Sie bestellte sich ein zweites Sushi-Menü.

„Lecker“, sagte sie, „du verstehst was davon. Als ich noch reich war, hatte immer meine Haushälterin für mich gekocht. Sie ist die beste Köchin der Welt.“ Er beugte sich zu ihr nach vorn. Ihr Geplänkel ging ihm auf die Nerven.

„Wenn du alle Möglichkeiten hättest, was würdest du tun, um wieder auf die Beine zu kommen?“ Sie schob sich ein Stück Unagi Maki, gewürzt mit Meerrettich, Wasabi und Sojasoße, in den Mund und mampfte:

„Zuerst würde ich zum Zahnarzt gehen, der gibt mir neue Zähne. Dann zum Schönheitschirurgen, denn mit dem Gesicht will ich mich nicht mehr blicken lassen. Und dann finde ich meinen Exmann und schreibe eine Million für seinen Kopf aus. Nee“, unterbrach sie sich schnell, „zuerst das und dann zum Schönheitschirurgen.“ Er schaute sie an.

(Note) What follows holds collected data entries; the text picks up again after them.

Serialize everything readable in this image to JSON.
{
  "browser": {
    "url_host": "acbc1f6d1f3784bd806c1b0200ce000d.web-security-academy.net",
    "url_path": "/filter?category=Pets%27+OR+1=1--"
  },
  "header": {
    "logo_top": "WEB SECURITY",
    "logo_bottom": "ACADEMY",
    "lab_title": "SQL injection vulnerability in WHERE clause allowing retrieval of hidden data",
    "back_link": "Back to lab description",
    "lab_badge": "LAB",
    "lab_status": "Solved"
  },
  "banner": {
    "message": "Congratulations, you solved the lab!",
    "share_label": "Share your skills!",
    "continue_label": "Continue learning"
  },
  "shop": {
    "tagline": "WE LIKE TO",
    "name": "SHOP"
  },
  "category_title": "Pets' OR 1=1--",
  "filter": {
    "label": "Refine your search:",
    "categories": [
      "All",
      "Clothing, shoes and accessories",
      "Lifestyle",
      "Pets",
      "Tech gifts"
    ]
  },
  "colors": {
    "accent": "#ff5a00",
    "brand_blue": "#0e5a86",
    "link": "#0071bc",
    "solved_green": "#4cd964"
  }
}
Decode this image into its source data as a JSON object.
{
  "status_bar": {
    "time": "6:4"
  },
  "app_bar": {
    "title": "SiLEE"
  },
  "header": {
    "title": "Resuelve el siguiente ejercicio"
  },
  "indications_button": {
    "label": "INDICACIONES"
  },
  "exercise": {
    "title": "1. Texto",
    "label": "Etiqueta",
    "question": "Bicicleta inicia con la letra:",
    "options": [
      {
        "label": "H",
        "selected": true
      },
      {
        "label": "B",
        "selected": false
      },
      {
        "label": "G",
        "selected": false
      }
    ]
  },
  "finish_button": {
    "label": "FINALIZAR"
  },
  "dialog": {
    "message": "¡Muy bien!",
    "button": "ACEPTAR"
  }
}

„Das würdest du tun, wenn du wieder oben bist. Doch was würdest du tun, um überhaupt wieder hoch zu kommen?“ Sie überlegte. Dann nickte sie und aß weiter.

„Ja, er ist der Grund für mein Übel und wenn der weg ist, geht es mir wieder gut.“

„Wirklich?“ Er zweifelte an seiner guten Tat. Wie gut, dass er sich gegen den Schmuck entschieden hatte, sonst würde sie ihn womöglich verscherbeln und einen Auftragsmörder damit bezahlen.

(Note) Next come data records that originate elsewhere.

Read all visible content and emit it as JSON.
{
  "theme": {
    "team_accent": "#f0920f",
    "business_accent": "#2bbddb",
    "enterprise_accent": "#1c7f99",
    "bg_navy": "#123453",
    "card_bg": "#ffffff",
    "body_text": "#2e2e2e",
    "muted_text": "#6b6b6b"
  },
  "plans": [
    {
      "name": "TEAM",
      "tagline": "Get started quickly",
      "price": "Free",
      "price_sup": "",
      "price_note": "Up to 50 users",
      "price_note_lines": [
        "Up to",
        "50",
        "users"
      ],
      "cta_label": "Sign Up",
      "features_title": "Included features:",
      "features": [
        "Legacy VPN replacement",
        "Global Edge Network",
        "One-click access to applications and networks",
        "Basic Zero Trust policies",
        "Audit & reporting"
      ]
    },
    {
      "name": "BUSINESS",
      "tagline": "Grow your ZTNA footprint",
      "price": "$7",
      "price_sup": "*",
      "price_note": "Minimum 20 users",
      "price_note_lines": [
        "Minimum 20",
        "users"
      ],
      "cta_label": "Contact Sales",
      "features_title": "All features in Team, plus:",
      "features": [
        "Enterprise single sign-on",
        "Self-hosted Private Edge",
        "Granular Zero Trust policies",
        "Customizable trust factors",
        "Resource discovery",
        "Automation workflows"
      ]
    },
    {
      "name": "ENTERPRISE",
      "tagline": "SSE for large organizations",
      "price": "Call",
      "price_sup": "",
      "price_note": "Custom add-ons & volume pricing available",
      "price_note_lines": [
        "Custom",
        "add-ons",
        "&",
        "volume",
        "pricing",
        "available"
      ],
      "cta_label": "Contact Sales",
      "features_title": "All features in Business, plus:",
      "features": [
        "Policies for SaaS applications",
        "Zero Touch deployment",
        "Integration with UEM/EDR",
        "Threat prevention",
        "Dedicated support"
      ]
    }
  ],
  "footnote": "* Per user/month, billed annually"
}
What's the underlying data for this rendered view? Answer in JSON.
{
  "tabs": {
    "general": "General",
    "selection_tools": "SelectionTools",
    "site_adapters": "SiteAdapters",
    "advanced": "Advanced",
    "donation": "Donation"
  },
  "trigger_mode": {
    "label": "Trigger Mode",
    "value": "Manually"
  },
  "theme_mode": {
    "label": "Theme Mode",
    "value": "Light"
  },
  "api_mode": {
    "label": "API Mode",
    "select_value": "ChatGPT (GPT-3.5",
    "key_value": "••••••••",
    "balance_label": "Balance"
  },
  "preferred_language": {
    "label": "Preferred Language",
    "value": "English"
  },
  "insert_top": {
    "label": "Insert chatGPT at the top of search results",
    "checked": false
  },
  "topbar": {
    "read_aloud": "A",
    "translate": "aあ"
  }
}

„Also… Ich wollte wissen, was du tun würdest, um nicht mehr betteln zu müssen.“

„Ach so“, sagte sie gedehnt, „du meinst, außer betteln gehen. Da hab ich schon alles versucht. Sogar mit dem Strich, aber… das war ekelhaft…“ Frank sah, wie ihre Augen feucht wurden. Dann sah sie ihn fordernd an. „Tja, ist wohl nicht das, was du hören wolltest, oder? Wozu machst du dieses Theater hier? Konntest du mir nicht einfach etwas Geld in die Hand drücken?“ Er musste sich eingestehen, dass er das nicht gründlich durchdacht hatte. Für sowas hatte er keine Zeit gehabt. Trotzdem musste er wissen, was so schwer daran sein konnte, ohne Betteln auszukommen.

„Wie sieht es denn mit dieser Sozialhilfe aus?“

„Lass gut sein“, sagte sie. „Sag mir erstmal, warum du dich hier so aufspielst.“

Frank fühlte sich in die Ecke gedrängt. Konnte sie nicht froh sein, dass er versuchte, ihr zu helfen? Nun sah sie kaum mehr aus, wie eine Bettlerin. Wenn sie schläft, wird man ihr die neue Kleidung wohl stehlen. Er schämte sich. Der Gönner in ihm wurde winzig klein.

„Ich… “, stammelte er.

„Mann, du bist ja ganz rot“, sagte sie. „Ich sollte wohl dankbar sein für das alles. Hast gedacht, ‚Ich helfe mal der Kleinen‘, was?“ Sie schaute auf ihre neue Kleidung. „Nicht gerade alltäglich.“ Gesättigt leerte sie ihr Glas Wasser. „So, jetzt muss ich mir die Beine vertreten.“

Während er die Rechnung zahlte, nutzte sie die Gelegenheit, auf die Toilette zu gehen.

Draußen atmete Frank erleichtert auf. Er hatte ein paar Minuten für sich allein. Sollte er jetzt gehen? Sie schien nicht begeistert zu sein. Wie weit würde sie mit Hundert Euro kommen, oder mit Tausend, Hunderttausend? Sollte er beobachten, wie sie das Geld verwenden würde? Hilfe müsste bedingungslos sein. Wenn sie aus dem Herzen käme. Er ging in die Nebenstraße und lehnte sich an die Hauswand indem er in die Hocke ging. Er hatte keinen Plan. Das musste gut durchdacht sein. Er hätte vor Scham in den Boden versinken können. Sein Körper verkrampfte sich. ‚Du bist so dumm‘, dachte er.

Nach einer halben Stunde stand er auf. Sie wird bestimmt schon gegangen sein. Morgen war ein neuer Tag und er würde überlegen, wie er einigen Obdachlosen helfen könnte. Bei diesem Gedanken fiel eine Last von ihm. Dann kam jemand aus dem Haus heraus. Es war die Bettlerin. Beide erschraken.